= Tim Pryce =

English businessman

Tim John Robert Pryce (born 1 July 1965) is an English businessman and previous CEO of Terra Firma Capital Partners, a leading European private equity investment firm, and one of its founding members. Pryce is also on the board of the General Partners as well as part of Terra Firma's management committee. Pryce is reported to be the highest paid director at the firm.

==Early history and education==
Pryce graduated from King's College London in 1988 with an Associateship and an L.L.B. in English Law. In 1991 Mr. Pryce qualified as a solicitor, and in 1995 as an advocate.
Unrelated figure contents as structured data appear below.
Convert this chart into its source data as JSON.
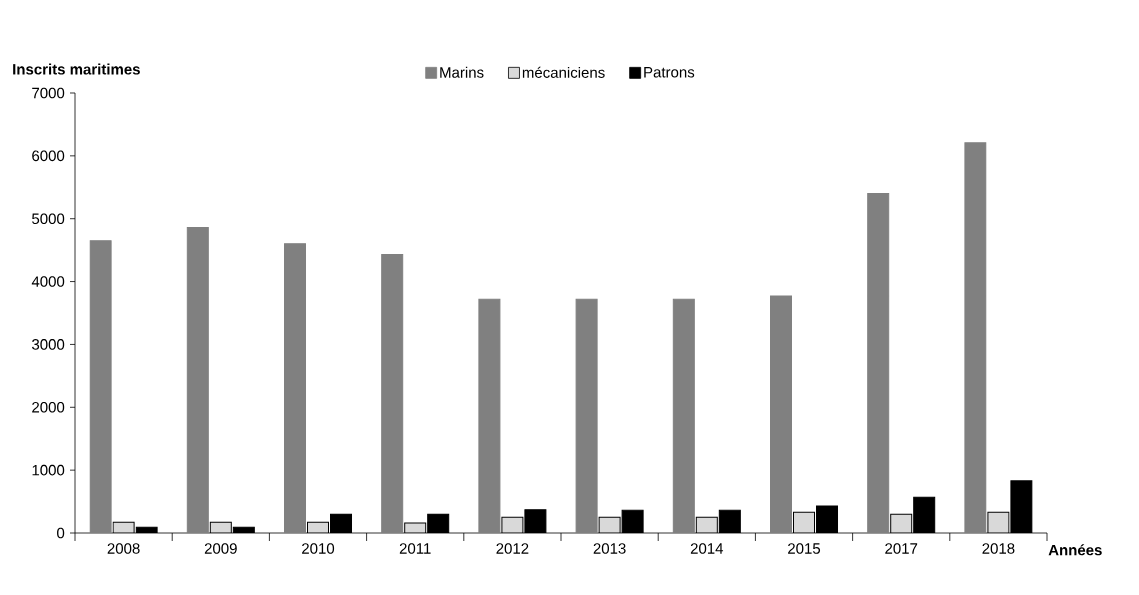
{
  "chart_data": {
    "type": "bar",
    "ylabel": "Inscrits maritimes",
    "xlabel": "Années",
    "categories": [
      "2008",
      "2009",
      "2010",
      "2011",
      "2012",
      "2013",
      "2014",
      "2015",
      "2017",
      "2018"
    ],
    "series": [
      {
        "name": "Marins",
        "color": "#808080",
        "values": [
          4650,
          4860,
          4600,
          4430,
          3720,
          3720,
          3720,
          3770,
          5400,
          6210
        ]
      },
      {
        "name": "mécaniciens",
        "color": "#d9d9d9",
        "values": [
          170,
          170,
          170,
          160,
          250,
          250,
          250,
          330,
          300,
          330
        ]
      },
      {
        "name": "Patrons",
        "color": "#000000",
        "values": [
          90,
          90,
          300,
          300,
          370,
          360,
          360,
          430,
          570,
          830
        ]
      }
    ],
    "ylim": [
      0,
      7000
    ],
    "yticks": [
      0,
      1000,
      2000,
      3000,
      4000,
      5000,
      6000,
      7000
    ],
    "grid": false,
    "legend": "top"
  }
}
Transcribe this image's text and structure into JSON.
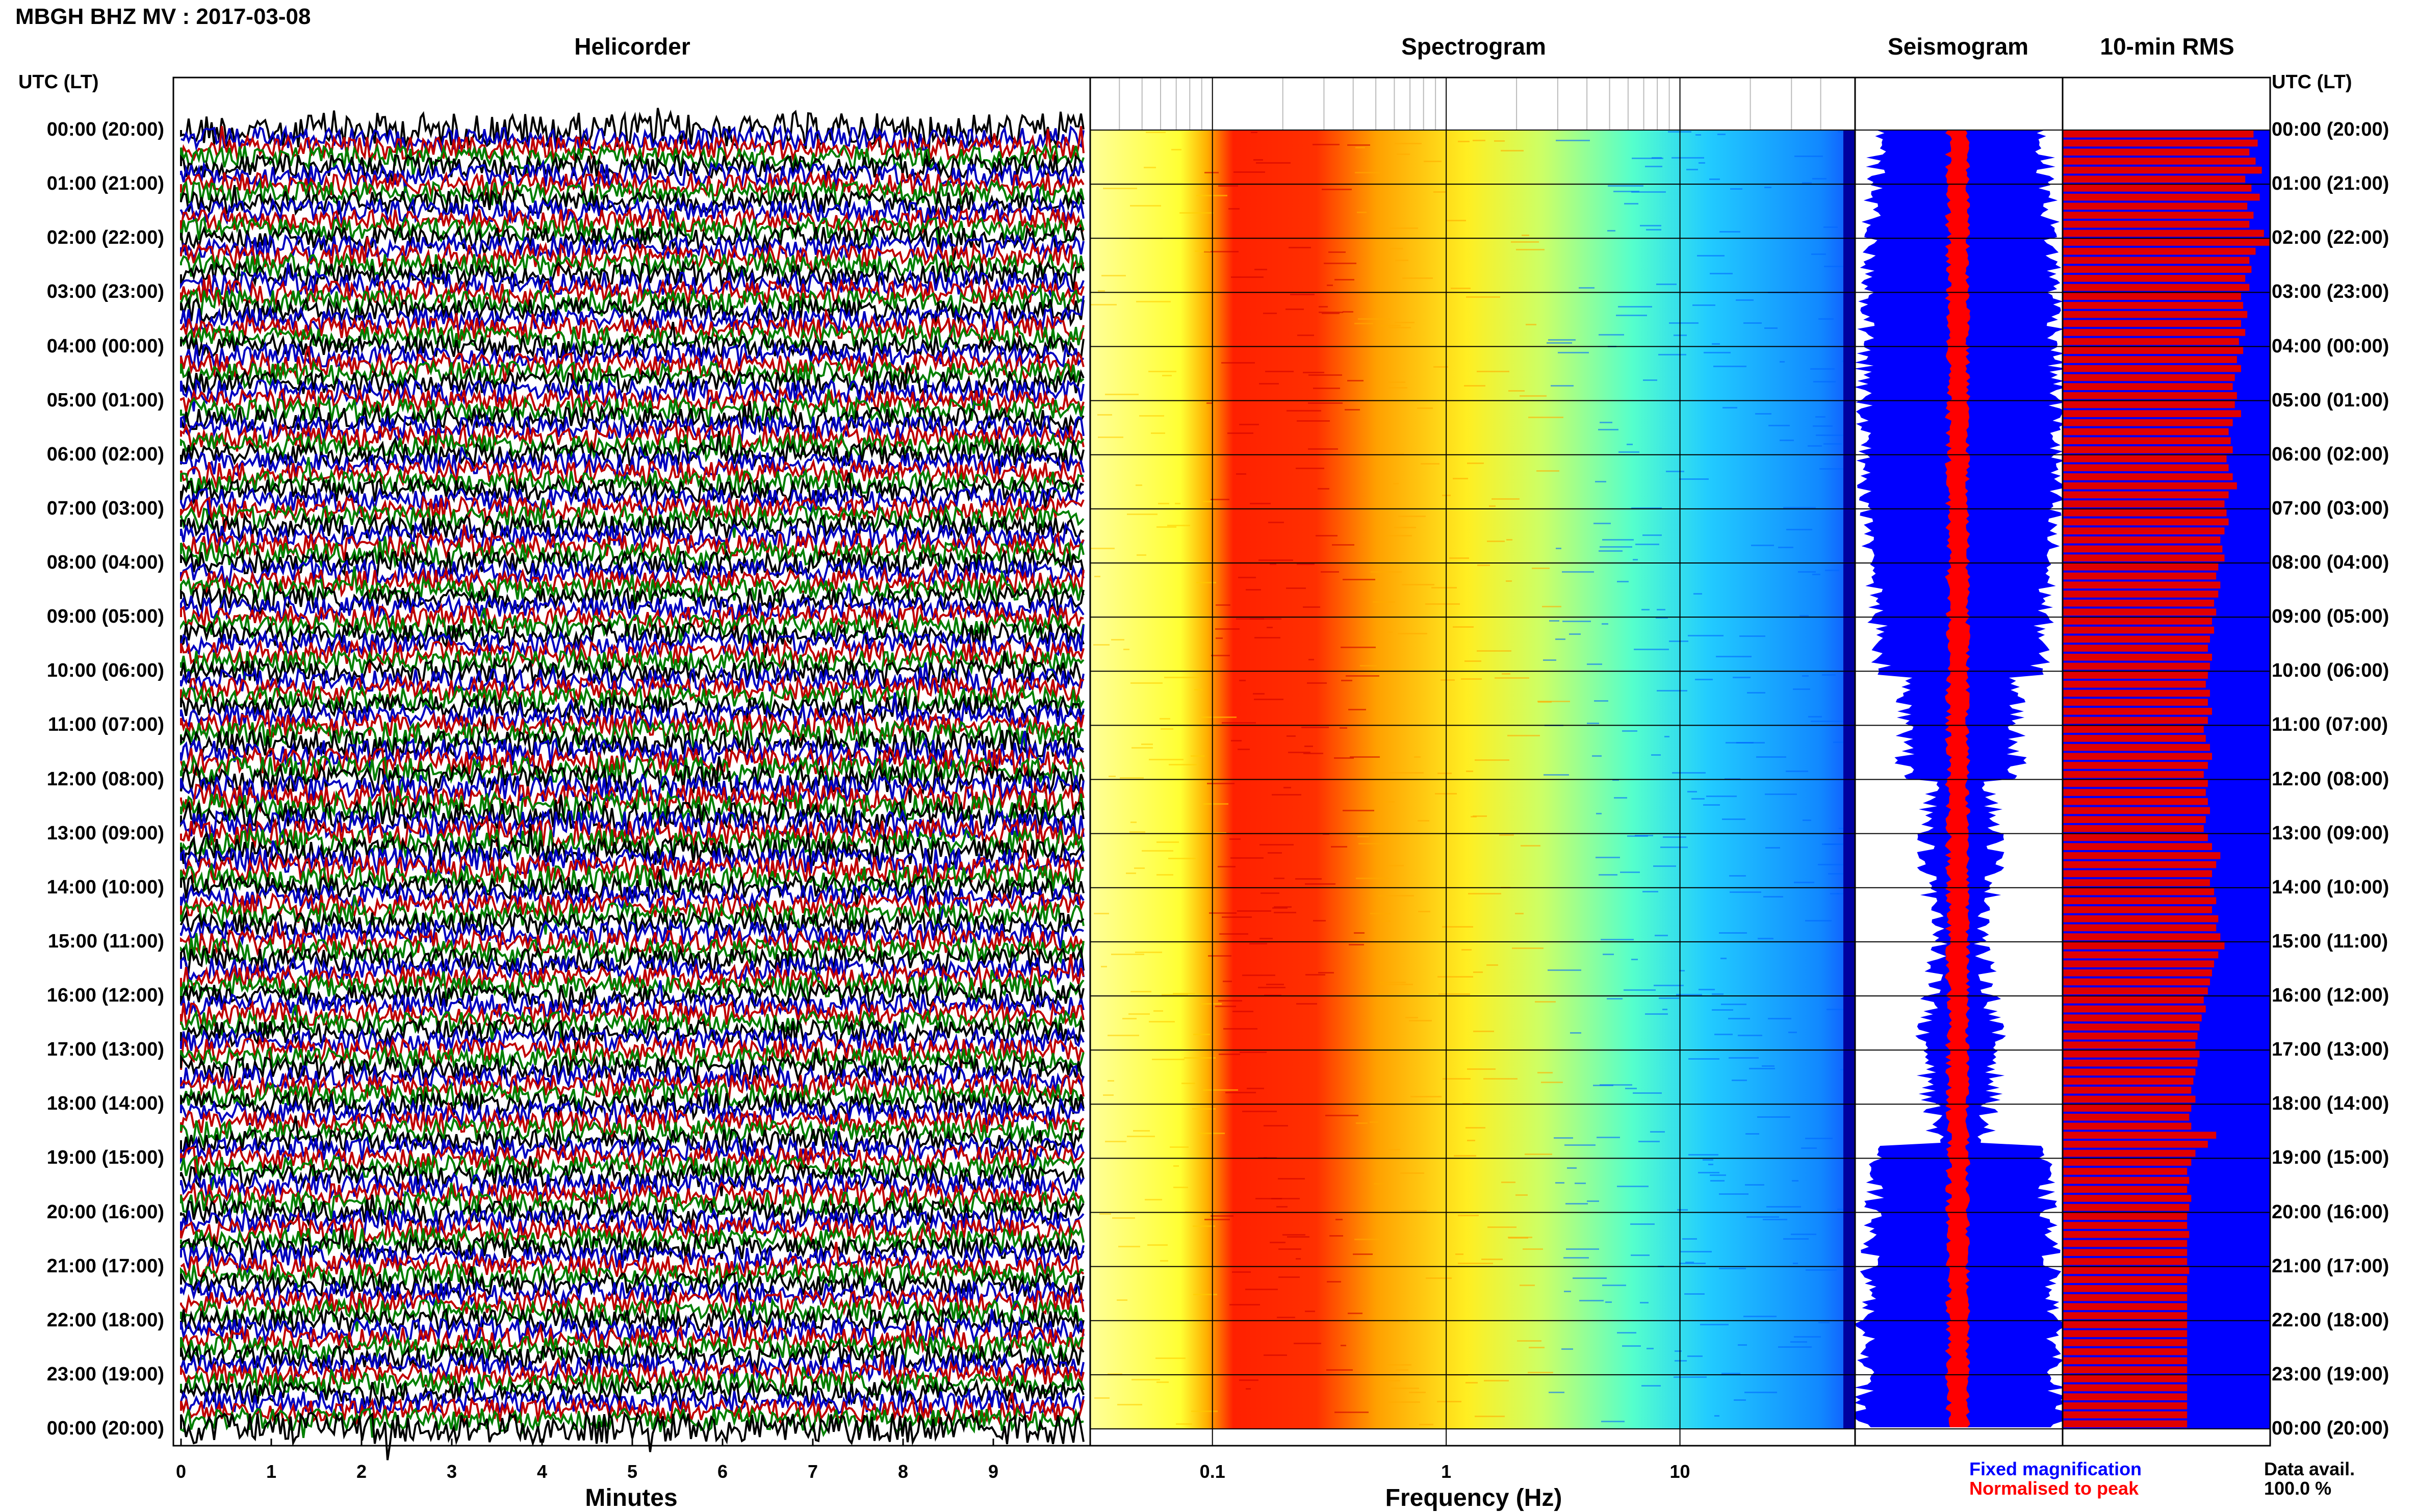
{
  "header": {
    "title": "MBGH BHZ MV : 2017-03-08"
  },
  "panels": {
    "helicorder": "Helicorder",
    "spectrogram": "Spectrogram",
    "seismogram": "Seismogram",
    "rms": "10-min RMS"
  },
  "utc_label": "UTC (LT)",
  "time_labels": [
    "00:00 (20:00)",
    "01:00 (21:00)",
    "02:00 (22:00)",
    "03:00 (23:00)",
    "04:00 (00:00)",
    "05:00 (01:00)",
    "06:00 (02:00)",
    "07:00 (03:00)",
    "08:00 (04:00)",
    "09:00 (05:00)",
    "10:00 (06:00)",
    "11:00 (07:00)",
    "12:00 (08:00)",
    "13:00 (09:00)",
    "14:00 (10:00)",
    "15:00 (11:00)",
    "16:00 (12:00)",
    "17:00 (13:00)",
    "18:00 (14:00)",
    "19:00 (15:00)",
    "20:00 (16:00)",
    "21:00 (17:00)",
    "22:00 (18:00)",
    "23:00 (19:00)",
    "00:00 (20:00)"
  ],
  "footer": {
    "minutes_label": "Minutes",
    "frequency_label": "Frequency (Hz)",
    "legend_fixed": "Fixed magnification",
    "legend_normalised": "Normalised to peak",
    "data_avail_label": "Data avail.",
    "data_avail_value": "100.0 %"
  },
  "colors": {
    "trace_cycle": [
      "#000000",
      "#0000c0",
      "#c00000",
      "#008000"
    ],
    "seismogram_fixed": "#0000ff",
    "seismogram_normalised": "#ff0000",
    "rms_bar": "#e00000",
    "rms_background": "#0000ff",
    "spectrogram_cmap": [
      "#ffff99",
      "#ffff00",
      "#ffa500",
      "#ff0000",
      "#ffa500",
      "#ffff00",
      "#00ffff",
      "#00aaff"
    ]
  },
  "chart_data": [
    {
      "type": "line",
      "name": "Helicorder",
      "xlabel": "Minutes",
      "xticks": [
        0,
        1,
        2,
        3,
        4,
        5,
        6,
        7,
        8,
        9
      ],
      "xlim": [
        0,
        10
      ],
      "ylabel": "UTC (LT)",
      "rows_per_hour": 6,
      "hours": 24
    },
    {
      "type": "heatmap",
      "name": "Spectrogram",
      "xlabel": "Frequency (Hz)",
      "xscale": "log",
      "xticks": [
        0.1,
        1,
        10
      ],
      "xlim": [
        0.03,
        50
      ],
      "peak_band_hz": [
        0.15,
        0.4
      ],
      "secondary_band_hz": [
        2,
        5
      ]
    },
    {
      "type": "area",
      "name": "Seismogram",
      "series": [
        {
          "name": "Fixed magnification",
          "color": "#0000ff"
        },
        {
          "name": "Normalised to peak",
          "color": "#ff0000"
        }
      ]
    },
    {
      "type": "bar",
      "name": "10-min RMS",
      "bars": 144,
      "values_relative": [
        0.92,
        0.94,
        0.9,
        0.93,
        0.96,
        0.88,
        0.91,
        0.95,
        0.89,
        0.92,
        0.9,
        0.97,
        1.0,
        0.93,
        0.9,
        0.91,
        0.88,
        0.9,
        0.86,
        0.87,
        0.89,
        0.86,
        0.88,
        0.85,
        0.87,
        0.84,
        0.86,
        0.83,
        0.82,
        0.84,
        0.83,
        0.86,
        0.82,
        0.8,
        0.81,
        0.82,
        0.79,
        0.8,
        0.82,
        0.84,
        0.8,
        0.78,
        0.79,
        0.8,
        0.78,
        0.76,
        0.77,
        0.78,
        0.75,
        0.74,
        0.76,
        0.75,
        0.73,
        0.74,
        0.72,
        0.73,
        0.71,
        0.7,
        0.72,
        0.71,
        0.7,
        0.69,
        0.71,
        0.7,
        0.72,
        0.7,
        0.68,
        0.69,
        0.71,
        0.72,
        0.7,
        0.68,
        0.7,
        0.69,
        0.7,
        0.71,
        0.69,
        0.68,
        0.7,
        0.72,
        0.76,
        0.74,
        0.72,
        0.71,
        0.73,
        0.74,
        0.72,
        0.75,
        0.74,
        0.76,
        0.78,
        0.75,
        0.73,
        0.72,
        0.71,
        0.7,
        0.68,
        0.69,
        0.67,
        0.66,
        0.65,
        0.64,
        0.66,
        0.65,
        0.64,
        0.63,
        0.62,
        0.64,
        0.62,
        0.61,
        0.62,
        0.74,
        0.7,
        0.64,
        0.62,
        0.6,
        0.61,
        0.6,
        0.62,
        0.61,
        0.6,
        0.6,
        0.61,
        0.6,
        0.6,
        0.6,
        0.61,
        0.6,
        0.6,
        0.6,
        0.6,
        0.6,
        0.6,
        0.6,
        0.6,
        0.6,
        0.6,
        0.6,
        0.6,
        0.6,
        0.6,
        0.6,
        0.6,
        0.6
      ]
    }
  ]
}
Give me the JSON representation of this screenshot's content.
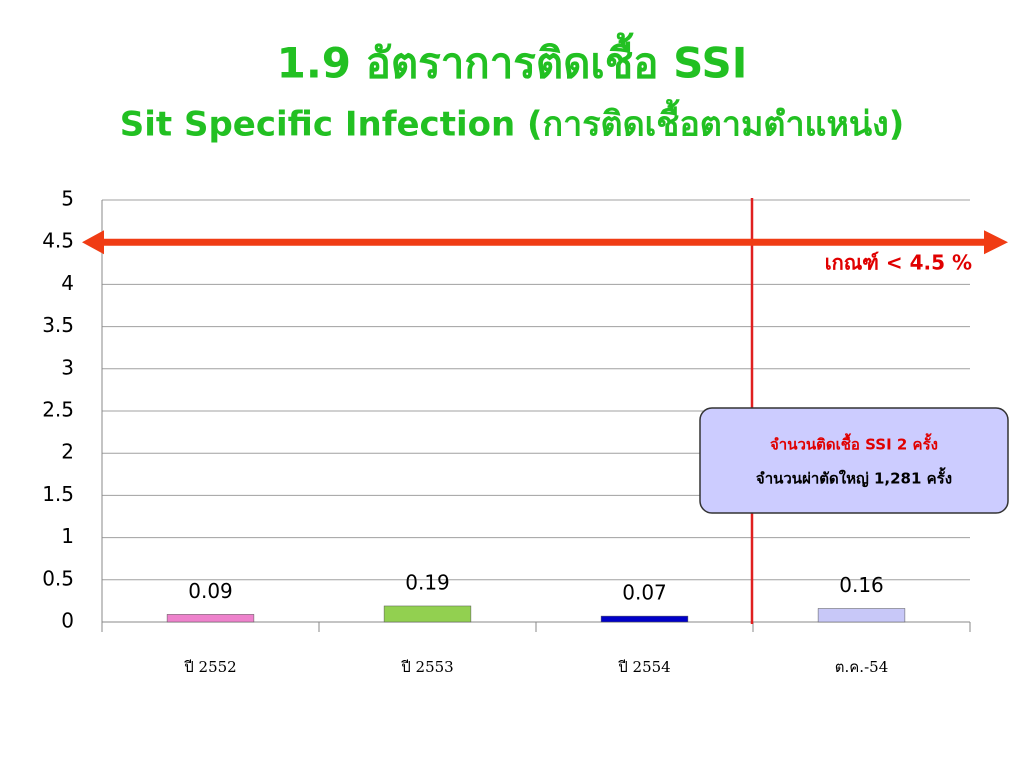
{
  "chart_data": {
    "type": "bar",
    "title": "1.9 อัตราการติดเชื้อ SSI",
    "subtitle": "Sit Specific Infection (การติดเชื้อตามตำแหน่ง)",
    "categories": [
      "ปี 2552",
      "ปี 2553",
      "ปี 2554",
      "ต.ค.-54"
    ],
    "values": [
      0.09,
      0.19,
      0.07,
      0.16
    ],
    "colors": [
      "#ee82cc",
      "#92d050",
      "#0000c8",
      "#c8c8f8"
    ],
    "ylim": [
      0,
      5
    ],
    "yticks": [
      0,
      0.5,
      1,
      1.5,
      2,
      2.5,
      3,
      3.5,
      4,
      4.5,
      5
    ],
    "grid": true,
    "threshold": {
      "value": 4.5,
      "label": "เกณฑ์ < 4.5 %",
      "color": "#f03c14"
    },
    "annotations": [
      "จำนวนติดเชื้อ SSI 2 ครั้ง",
      "จำนวนผ่าตัดใหญ่ 1,281 ครั้ง"
    ]
  }
}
He also received a Maitrise in French law from the Sorbonne in Paris. Before working at Terra Firma, he worked with Guy Hands at Nomura. He was General counsel at Terra Firma Capital Partners from 2002 prior to his appointment as Chief Executive Officer in 2009, replacing Guy Hands. Pryce speaks both French and English.

==Lawsuit against Citibank==
In 2010 Pryce was a key witness in a lawsuit of Terra Firma against Citigroup over the alleged inflated bid for EMI.

==Dismissal of Damian Darragh==
In February 2014, news media speculated that Pryce was involved in the decision, that was characterized by the press as surprising to investors, to ask Damian Darragh to leave the firm. Darragh was leading the firm's effort to raise 2 billion pounds for a renewable energy focused fund.